Inducement Awards. Executive shall receive inducements awards as follows (i) an award of five hundred thousand (500,000) Restricted Stock Units to be granted on the Effective Date that shall vest 1/3 annually on the anniversary date of the grant over a period of three years and shall be otherwise subject to the terms and conditions of the Rite Aid Corporation 2014 Omnibus Equity Plan; and (ii) seven hundred fifty thousand dollars ($750,000.00) payable net of tax withholding within the ten (10) days of the Effective Date subject to repayment to the Company by Executive in full, during the twelve (12) month period of time beginning with the Effective Date of this Agreement, should Executive be terminated by the Company for Cause or should Executive resign without Good Reason.

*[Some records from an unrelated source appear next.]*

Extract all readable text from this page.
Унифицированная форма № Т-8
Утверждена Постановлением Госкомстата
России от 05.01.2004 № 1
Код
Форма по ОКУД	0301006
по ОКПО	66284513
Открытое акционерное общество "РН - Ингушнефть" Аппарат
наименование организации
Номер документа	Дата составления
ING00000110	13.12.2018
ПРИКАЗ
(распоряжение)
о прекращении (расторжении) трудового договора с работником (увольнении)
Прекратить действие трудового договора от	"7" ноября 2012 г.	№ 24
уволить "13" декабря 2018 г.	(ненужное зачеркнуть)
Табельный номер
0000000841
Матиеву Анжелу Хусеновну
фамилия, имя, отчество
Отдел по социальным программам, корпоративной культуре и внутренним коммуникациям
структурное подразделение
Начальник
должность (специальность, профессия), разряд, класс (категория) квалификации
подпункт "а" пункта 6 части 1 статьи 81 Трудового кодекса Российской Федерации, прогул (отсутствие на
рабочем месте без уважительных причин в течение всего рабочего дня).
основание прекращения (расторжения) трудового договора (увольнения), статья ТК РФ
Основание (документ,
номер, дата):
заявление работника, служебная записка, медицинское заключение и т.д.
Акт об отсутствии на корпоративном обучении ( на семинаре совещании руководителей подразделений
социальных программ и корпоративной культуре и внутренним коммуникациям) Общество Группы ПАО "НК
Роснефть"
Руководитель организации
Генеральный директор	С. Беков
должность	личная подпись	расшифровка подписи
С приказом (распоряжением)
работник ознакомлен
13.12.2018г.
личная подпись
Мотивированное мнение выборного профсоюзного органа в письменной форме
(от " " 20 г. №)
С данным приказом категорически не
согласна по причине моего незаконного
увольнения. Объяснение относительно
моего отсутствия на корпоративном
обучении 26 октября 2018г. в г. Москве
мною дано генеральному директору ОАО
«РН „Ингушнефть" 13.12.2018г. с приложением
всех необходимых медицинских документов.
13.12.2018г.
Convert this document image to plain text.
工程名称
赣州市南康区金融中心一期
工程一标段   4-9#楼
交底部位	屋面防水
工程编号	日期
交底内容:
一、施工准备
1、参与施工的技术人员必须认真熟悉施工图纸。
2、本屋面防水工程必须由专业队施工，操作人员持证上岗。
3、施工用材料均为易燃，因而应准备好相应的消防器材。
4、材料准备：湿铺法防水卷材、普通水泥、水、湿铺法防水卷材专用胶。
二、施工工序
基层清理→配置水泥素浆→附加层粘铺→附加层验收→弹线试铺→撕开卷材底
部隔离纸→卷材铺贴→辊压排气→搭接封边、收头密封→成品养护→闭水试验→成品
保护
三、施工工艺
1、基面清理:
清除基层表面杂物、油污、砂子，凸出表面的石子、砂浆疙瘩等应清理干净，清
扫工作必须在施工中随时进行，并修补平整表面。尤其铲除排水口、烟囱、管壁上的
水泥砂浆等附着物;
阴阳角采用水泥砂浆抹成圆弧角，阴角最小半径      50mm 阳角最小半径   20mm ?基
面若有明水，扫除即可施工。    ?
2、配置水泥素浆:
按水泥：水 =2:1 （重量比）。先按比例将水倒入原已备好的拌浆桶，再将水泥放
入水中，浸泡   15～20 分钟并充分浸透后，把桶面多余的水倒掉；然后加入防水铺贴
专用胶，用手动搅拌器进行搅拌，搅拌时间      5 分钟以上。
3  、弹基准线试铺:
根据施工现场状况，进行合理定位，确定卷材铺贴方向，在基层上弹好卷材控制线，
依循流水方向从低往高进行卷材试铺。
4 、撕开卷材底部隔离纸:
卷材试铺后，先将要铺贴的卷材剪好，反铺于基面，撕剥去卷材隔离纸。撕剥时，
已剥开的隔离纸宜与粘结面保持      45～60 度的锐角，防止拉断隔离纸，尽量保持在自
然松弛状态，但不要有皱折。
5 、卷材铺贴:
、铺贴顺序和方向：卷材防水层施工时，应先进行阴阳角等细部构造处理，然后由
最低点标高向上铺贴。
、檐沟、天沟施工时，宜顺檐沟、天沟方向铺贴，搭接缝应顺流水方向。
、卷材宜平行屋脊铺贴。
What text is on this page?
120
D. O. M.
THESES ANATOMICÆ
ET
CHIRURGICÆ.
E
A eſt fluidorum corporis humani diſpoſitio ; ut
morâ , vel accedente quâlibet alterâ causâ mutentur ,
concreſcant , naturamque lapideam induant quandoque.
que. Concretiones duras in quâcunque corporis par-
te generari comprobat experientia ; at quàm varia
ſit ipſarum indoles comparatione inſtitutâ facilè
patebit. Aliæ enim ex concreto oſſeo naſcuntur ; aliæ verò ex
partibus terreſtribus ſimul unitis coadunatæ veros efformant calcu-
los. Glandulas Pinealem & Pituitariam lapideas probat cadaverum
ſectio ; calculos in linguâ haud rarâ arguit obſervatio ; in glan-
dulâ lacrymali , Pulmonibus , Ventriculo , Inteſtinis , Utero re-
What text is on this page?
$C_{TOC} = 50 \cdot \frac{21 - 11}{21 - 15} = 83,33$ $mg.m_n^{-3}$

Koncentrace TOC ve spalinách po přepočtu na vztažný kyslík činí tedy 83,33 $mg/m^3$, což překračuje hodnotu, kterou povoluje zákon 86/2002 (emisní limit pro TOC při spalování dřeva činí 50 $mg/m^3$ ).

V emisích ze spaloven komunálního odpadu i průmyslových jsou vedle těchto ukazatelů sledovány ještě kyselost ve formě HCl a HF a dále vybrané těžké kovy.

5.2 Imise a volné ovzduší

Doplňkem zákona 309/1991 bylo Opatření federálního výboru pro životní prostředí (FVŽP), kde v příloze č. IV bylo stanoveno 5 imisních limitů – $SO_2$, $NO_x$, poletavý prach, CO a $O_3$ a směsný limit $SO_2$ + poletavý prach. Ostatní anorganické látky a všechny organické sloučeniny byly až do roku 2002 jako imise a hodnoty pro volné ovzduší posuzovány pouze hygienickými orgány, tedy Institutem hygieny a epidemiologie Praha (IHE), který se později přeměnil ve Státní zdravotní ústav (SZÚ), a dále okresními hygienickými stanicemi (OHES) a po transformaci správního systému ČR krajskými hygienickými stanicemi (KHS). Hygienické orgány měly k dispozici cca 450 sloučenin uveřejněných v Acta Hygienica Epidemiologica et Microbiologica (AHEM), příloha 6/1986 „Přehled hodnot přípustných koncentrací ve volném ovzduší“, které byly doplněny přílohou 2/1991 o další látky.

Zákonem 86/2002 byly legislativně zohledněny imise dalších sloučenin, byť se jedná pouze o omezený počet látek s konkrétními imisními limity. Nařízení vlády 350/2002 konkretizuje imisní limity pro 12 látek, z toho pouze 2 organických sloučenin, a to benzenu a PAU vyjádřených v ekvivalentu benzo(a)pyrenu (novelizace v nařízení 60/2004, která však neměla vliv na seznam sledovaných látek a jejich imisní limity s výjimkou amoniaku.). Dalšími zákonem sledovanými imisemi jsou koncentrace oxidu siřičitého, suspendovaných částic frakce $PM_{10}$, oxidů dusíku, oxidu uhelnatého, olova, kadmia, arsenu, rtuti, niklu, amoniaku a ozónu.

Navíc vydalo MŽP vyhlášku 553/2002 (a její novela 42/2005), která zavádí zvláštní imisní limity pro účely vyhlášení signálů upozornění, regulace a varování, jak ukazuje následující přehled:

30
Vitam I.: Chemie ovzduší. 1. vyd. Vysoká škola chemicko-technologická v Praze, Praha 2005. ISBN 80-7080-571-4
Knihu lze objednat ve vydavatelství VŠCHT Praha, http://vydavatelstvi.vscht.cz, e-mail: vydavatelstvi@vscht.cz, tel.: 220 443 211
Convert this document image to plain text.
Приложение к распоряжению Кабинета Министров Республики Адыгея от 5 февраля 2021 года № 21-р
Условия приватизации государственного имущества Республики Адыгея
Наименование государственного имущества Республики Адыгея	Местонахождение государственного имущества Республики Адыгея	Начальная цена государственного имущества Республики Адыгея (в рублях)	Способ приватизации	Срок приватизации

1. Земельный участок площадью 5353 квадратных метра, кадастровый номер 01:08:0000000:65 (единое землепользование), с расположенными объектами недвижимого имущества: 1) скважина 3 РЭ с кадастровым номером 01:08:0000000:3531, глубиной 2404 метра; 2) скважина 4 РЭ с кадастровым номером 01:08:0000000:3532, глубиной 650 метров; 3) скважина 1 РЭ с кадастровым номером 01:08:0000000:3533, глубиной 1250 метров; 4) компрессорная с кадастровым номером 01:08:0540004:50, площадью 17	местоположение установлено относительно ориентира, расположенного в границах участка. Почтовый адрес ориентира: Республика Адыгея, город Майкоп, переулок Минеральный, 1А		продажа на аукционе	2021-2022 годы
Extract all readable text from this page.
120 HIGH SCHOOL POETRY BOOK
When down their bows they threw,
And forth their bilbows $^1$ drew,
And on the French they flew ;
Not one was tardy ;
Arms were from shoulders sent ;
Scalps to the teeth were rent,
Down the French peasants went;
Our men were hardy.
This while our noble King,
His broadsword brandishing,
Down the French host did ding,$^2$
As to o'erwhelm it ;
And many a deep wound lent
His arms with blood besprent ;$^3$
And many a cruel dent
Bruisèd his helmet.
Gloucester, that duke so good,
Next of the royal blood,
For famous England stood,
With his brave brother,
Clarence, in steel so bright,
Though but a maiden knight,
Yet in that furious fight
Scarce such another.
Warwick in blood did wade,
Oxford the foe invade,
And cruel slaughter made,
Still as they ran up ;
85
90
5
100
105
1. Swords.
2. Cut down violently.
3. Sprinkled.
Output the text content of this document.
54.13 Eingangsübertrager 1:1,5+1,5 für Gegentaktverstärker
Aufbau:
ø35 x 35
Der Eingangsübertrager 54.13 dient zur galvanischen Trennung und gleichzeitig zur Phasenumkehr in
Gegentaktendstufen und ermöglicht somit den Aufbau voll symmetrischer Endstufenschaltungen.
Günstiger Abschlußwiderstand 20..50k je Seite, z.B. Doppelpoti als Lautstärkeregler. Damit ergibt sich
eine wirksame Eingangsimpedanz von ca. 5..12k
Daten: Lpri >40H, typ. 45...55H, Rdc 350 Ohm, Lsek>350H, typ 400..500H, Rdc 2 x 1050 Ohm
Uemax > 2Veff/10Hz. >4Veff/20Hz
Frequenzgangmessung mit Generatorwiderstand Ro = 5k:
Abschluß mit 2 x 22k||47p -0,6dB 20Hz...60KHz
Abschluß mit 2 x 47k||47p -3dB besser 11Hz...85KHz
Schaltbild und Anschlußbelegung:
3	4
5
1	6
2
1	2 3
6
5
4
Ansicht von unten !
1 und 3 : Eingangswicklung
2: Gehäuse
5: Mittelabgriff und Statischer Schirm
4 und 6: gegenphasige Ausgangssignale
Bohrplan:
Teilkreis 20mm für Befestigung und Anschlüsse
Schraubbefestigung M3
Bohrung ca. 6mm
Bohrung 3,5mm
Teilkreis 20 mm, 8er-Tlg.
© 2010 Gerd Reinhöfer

Any repayment required hereunder shall be paid in full within sixty days after Executive’s termination of employment by the Company for Cause or by Executive without Good Reason (the “Repayment Deadline”). If Executive does not make the required repayment in full by the Repayment Deadline, then the Company may, in its sole discretion, either (a) offset any other amounts payable to Executive by the Company or any of its Affiliates in satisfaction of the repayment or (b) cause Executive to forfeit (or otherwise recoup) any equity interests that the Executive holds in respect of the Company or any of its Affiliates, in each case subject to applicable law.